One evening, four-year-old-Monty overheard his parents arguing with his uncle, who wanted to return to Poland to fetch his wife and two daughters.

Esther said: “Don’t go back, we’ll bring them out where they’ll be safe.”

She knew the danger as she had gone back to Poland and Germany the year before to settle her father’s estate. She had also gone to Paris to buy dresses for the Albury store.

She was in Berlin during the Night of Broken Glass, Kristallnacht, when Jewish shops were smashed and plundered on November 9 and 10, 1938.

In spite of this, Monty’s uncle boarded the ship and was in passage when World War II broke out. Monty said: “Uncle reached Germany but disappeared, never to be seen again.”

Selina
Monty’s cousin Selina shortly after she was liberated from Auschwitz-Birkenau

Monty spoke with deep pride and affection about his mother: “Mum went back to Germany not once but twice: once in 1938 and again in 1945, just after the war had ended.”

In 1945 Esther was on a quest to find her brother and his family. After months of going through displaced persons’ lists which took her from Germany to France, she finally found her 18-year-old niece Selina, known as Tsesha, in Paris.

This is when she learnt of the family’s fate.

In 1940, her sister-in-law and two nieces had been rounded up with the other 160,000 Lodz Jews by German officials and kept in a barbed-wire camp called the Lodz ghetto.

Lodz was the second-largest industrial city in Poland at that time and became a major production centre under the German occupation.

As early as May 1940, the Germans established factories in the ghetto and used Jewish residents as forced labour. In 1944, the ghetto was liquidated and all but a few hundred of the remaining Jews, including Esther’s sister-in-law and nieces, were transported to Auschwitz-Birkenau.  Monty said: “The only one to survive was my cousin, Selina, whom mum brought back to Australia. In total, mum and dad repatriated 12 family members as well as many non-family members to Australia both before and after the war, and all of these people have contributed greatly to Australian society.”

In 1959 Abraham and Esther opened Schumacher Shoes, originally in Collins Street but moving to the current store in Flinders Lane in 1975.

Monty chuckled as he noted that it had all started in Flinders Lane with the tailoring business and this is where it will all finish, before the end of the financial year.

“My brother and I were still tailoring and selling garments to boutiques and Myer when we established the shoe shop,” he said. “Dad intended retiring, so we hired a store manager.”

Monty chuckled again as he recalled his father’s three-week retirement.

“Mum and dad argued for three weeks straight,” he said. “He was out of bed and ready for work on the Monday morning of what would have been his fourth week with his feet up.”

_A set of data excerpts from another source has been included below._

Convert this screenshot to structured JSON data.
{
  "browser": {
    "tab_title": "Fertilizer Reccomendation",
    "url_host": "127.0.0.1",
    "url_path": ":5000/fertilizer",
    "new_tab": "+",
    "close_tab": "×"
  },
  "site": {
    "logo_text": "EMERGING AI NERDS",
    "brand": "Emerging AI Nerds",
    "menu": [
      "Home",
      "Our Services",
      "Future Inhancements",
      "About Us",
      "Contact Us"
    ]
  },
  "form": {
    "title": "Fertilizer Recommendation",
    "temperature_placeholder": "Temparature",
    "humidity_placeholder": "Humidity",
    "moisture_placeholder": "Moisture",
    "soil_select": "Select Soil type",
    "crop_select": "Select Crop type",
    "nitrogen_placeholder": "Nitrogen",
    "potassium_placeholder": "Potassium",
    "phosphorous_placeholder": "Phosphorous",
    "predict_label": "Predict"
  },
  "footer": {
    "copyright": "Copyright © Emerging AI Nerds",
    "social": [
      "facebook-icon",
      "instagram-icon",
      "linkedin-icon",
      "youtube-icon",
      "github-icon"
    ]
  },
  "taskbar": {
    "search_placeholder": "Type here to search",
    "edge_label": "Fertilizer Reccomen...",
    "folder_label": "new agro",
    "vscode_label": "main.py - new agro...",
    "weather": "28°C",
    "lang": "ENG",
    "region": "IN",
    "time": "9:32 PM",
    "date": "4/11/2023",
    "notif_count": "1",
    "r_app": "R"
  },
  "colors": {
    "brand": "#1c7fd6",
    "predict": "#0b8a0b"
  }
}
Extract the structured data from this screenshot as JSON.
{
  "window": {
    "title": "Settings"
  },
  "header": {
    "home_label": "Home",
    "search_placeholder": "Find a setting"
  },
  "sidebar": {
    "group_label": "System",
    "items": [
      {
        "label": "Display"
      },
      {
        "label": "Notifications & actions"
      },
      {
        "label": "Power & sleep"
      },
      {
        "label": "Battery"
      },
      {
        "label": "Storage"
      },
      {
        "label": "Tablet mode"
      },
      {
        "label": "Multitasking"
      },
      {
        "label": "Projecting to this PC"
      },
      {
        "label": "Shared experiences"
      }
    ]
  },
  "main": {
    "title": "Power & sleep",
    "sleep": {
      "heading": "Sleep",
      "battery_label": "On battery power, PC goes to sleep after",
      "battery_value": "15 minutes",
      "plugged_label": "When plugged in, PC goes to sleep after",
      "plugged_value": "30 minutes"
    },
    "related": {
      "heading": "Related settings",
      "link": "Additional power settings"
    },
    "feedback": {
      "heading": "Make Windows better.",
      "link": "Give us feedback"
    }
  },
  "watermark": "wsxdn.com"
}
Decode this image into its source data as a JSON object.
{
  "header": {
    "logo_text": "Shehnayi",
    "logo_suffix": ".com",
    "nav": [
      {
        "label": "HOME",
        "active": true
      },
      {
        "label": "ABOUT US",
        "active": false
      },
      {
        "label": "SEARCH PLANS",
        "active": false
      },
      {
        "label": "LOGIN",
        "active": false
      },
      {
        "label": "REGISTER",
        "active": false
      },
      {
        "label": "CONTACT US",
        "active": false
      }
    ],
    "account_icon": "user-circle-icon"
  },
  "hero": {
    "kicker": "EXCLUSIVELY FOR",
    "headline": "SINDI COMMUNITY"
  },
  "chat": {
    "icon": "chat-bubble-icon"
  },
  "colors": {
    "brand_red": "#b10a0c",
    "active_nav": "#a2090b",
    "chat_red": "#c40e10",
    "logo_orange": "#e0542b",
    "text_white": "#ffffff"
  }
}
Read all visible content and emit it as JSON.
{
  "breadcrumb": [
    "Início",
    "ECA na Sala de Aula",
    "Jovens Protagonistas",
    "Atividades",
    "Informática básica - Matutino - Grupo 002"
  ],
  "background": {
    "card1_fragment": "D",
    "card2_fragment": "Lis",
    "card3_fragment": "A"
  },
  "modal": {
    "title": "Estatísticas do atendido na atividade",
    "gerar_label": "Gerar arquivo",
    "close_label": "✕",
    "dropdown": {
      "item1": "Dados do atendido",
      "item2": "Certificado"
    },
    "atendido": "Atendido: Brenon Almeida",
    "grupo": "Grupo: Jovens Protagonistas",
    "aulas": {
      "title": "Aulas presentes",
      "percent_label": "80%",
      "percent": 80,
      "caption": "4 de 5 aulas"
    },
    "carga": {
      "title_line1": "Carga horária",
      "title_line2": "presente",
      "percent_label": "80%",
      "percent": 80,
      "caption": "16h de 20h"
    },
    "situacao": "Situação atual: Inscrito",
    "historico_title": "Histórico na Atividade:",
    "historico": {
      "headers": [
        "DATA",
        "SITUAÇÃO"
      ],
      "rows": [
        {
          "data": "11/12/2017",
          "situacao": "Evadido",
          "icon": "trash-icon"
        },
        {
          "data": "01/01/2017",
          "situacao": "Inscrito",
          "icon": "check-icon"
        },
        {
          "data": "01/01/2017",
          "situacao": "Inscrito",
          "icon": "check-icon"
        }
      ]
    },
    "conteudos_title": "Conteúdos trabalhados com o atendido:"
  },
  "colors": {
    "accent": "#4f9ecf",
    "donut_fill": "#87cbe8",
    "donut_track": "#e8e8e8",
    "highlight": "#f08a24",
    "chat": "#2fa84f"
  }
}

“Jack” Rudov spent the last 11 years of his life at Schumacher Shoes, dying in 1970. That is when Monty and his brother took over, and Monty has been at the store serving customers with hard-to-fit feet for some 48 years.

shoe display
Schuhmacher Shoes in Flinders Lane Melbourne

Suddenly Monty had to excuse himself from our conversation – one of his faithful customers, a woman from Queensland with a need for large and wide shoes, had made her purchase and was ready to leave with three new pairs.

“I’ve been coming here for the past 25 years to buy shoes from this gentleman,”, she said.” I will miss him and the store when it closes.”

My sister too had done well. With her feet the size of a child’s, finding a stylish and quirky pair of shoes has always presented her with a huge challenge, normally ending in disappointment.

I had learnt to avoid accompanying her on shoe shopping trips, as I too came away feeling the frustration of having spent hours of my time to no avail.

On this occasion, however, we could both leave in high spirits; my sister had scored five pairs of chic shoes and I had discovered a tale worth telling.